Habían pasado algunas semanas y David ya vivía nervioso por todo lo anterior. Dormía poco, sus ojeras ya estaban notorias, últimamente trenzaba su cabello porque casi no podía peinarse a gusto, a veces dormía fuera de la estancia por varios días y llegaba sintiéndose fatal, con contracturas o dolores de cabeza.

Si algo lo salvaba de no desvanecerse enfermo, es que todavía tenía a su hermano y a su cuñada administrando la chacra, y a sus empleados que lo atendían como un rey.

Tanto trabajo acumulado de golpe le había caído encima como una avalancha.

Por otra parte, Rafael estaba bastante atento al itinerario de David. Trataba de hacerle recordar sus labores, sus citas; se esforzaba todos los días en leerle algunas notas, aunque las palabras se le hicieran complicadas. Estimaba los horarios de llegada de David para mandar a preparar el cuarto de baño, y se levantaba al alba con Ivonne para ayudarle a preparar el desayuno más temprano para el señor.

Como había dicho, lo ayudaría en todo lo que podía.

Y como había prometido, abrazaría a David cada vez que lo viera desanimado o fatigado.

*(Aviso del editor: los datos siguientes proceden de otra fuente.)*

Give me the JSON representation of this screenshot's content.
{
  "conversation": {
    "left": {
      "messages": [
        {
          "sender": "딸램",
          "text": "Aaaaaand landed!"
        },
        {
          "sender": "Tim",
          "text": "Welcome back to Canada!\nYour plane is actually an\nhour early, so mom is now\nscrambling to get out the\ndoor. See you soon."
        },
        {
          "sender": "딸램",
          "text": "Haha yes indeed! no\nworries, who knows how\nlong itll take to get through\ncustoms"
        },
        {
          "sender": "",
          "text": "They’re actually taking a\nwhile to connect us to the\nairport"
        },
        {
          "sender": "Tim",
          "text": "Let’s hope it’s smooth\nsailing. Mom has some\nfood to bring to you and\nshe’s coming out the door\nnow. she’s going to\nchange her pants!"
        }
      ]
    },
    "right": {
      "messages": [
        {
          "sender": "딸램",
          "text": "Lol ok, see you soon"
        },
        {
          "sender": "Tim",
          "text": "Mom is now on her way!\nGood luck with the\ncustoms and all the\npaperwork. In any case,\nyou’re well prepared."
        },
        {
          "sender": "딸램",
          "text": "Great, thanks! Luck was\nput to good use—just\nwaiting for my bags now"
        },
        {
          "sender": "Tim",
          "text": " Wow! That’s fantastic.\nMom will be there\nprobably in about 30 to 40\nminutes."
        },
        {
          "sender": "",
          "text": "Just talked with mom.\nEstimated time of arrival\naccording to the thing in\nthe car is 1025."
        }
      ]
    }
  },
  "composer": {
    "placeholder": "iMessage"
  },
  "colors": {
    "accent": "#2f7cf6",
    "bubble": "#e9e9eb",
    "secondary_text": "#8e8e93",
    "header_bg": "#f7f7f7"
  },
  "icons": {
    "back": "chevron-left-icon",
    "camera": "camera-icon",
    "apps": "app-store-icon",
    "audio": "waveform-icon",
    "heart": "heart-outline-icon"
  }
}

Advertido por la espalda encorvada de su patrón, sus párpados caídos o sus lagrimales enrojecidos, Rafael podía asegurarse de inmediato que tenía que abrazarlo fuerte. Que tenía que decirle que no estaba solo y que descansaran juntos.

David nunca se cansaba de agradecerle.

En el fondo, Rafael sabía que todos esos gestos estaban alimentando aquella ilusión que prometió enterrar consigo hasta la muerte. Pero continuar su vida para cuidar a David, incluía pisotear su propia razón y entregarle a ese hombre su corazón por entero.

Serle fiel, incluso si terminaba roto.

Tocaba la guitarra en las horas libres donde David tampoco estaba. Ya se lo dijo, no haría oír nada frente a él hasta poder replicar algo muy bonito, digno de ese caballero. David solía reír diciendo que exageraba, pero dejaba de insistir porque, hasta el momento, con aquellos abrazos cálidos le bastaba.

Comenzaron los días tormentosos en Buenos Aires que avisaban de un próximo invierno en la distancia.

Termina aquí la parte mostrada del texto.